Source: The History of Brown County Ohio - Chicago - W. H. Beers & Co. - 1883 - Page  286
  Clark Twp. -
JOHN B. DUTTON (deceased), son of Solomon Dutton, was born in Brown County, Ohio, Jan. 24, 1832.  He was raised on a farm and received a common school education, and was married to Nancy A. Hendrixson Mar. 2, 1852; Nancy A. was youngest daughter of George and Alice (Courts) Hendrixson, of Scott Township, Brown Co., Ohio.  Mr.
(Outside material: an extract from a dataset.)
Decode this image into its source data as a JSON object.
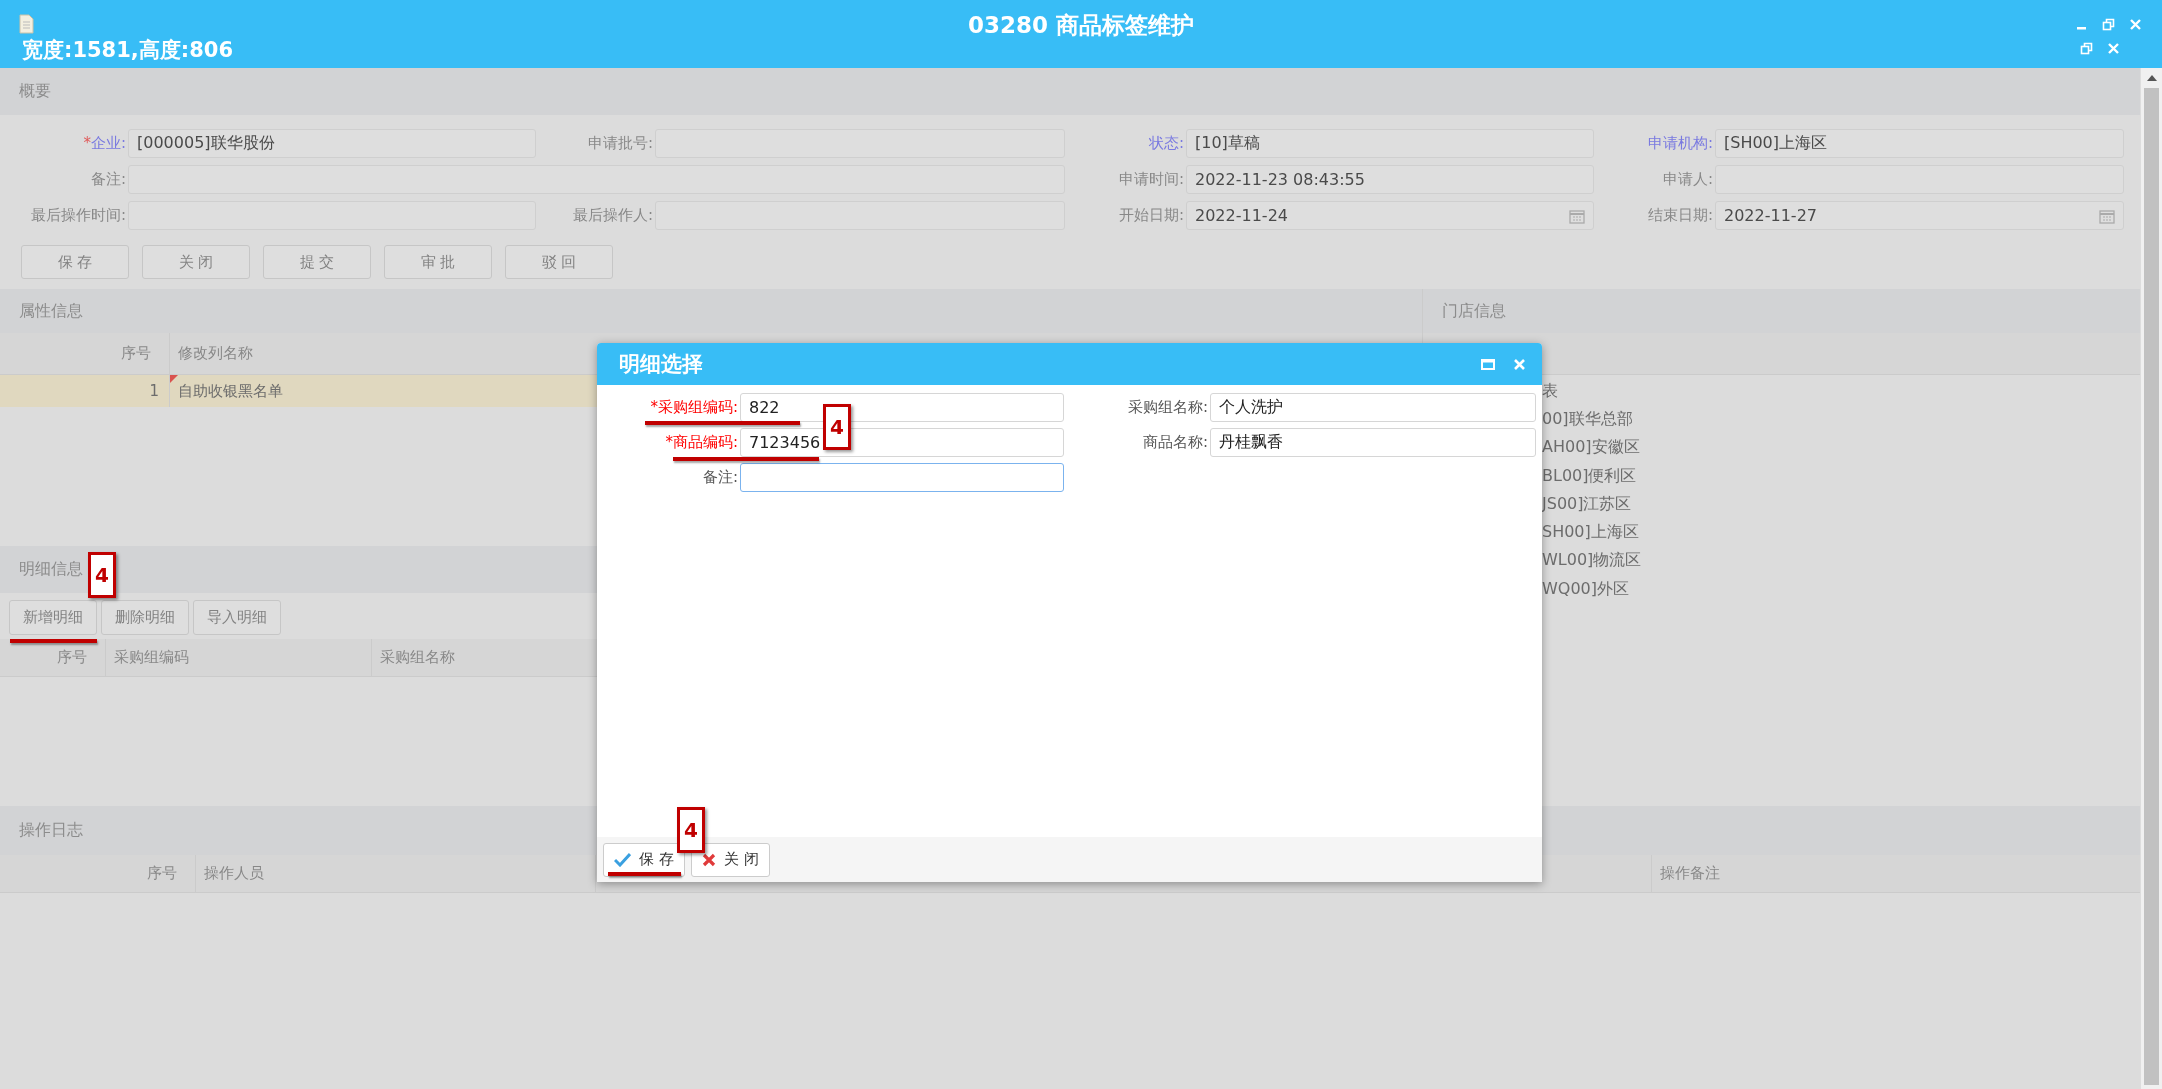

Hendrixson was a member of the M. E. Church, and Justice of the Peace for many years, and perhaps more universally loved and respected than any man in his township.  Mr. Dutton was an industrious and thrifty farmer, and he and his wife were members of the M. P. Church.  He died Mar. 4, 1878.  He left eight children - Allie E., wife of Cyrus Redmon; John R., married Anna E., daughter of Joseph McChesney; Charles A., married Florence B., daughter of Elmore Dean; Louie E., wife of Eugene Ogden; Emily, single and at home; Carrie A., and Jesse Lee.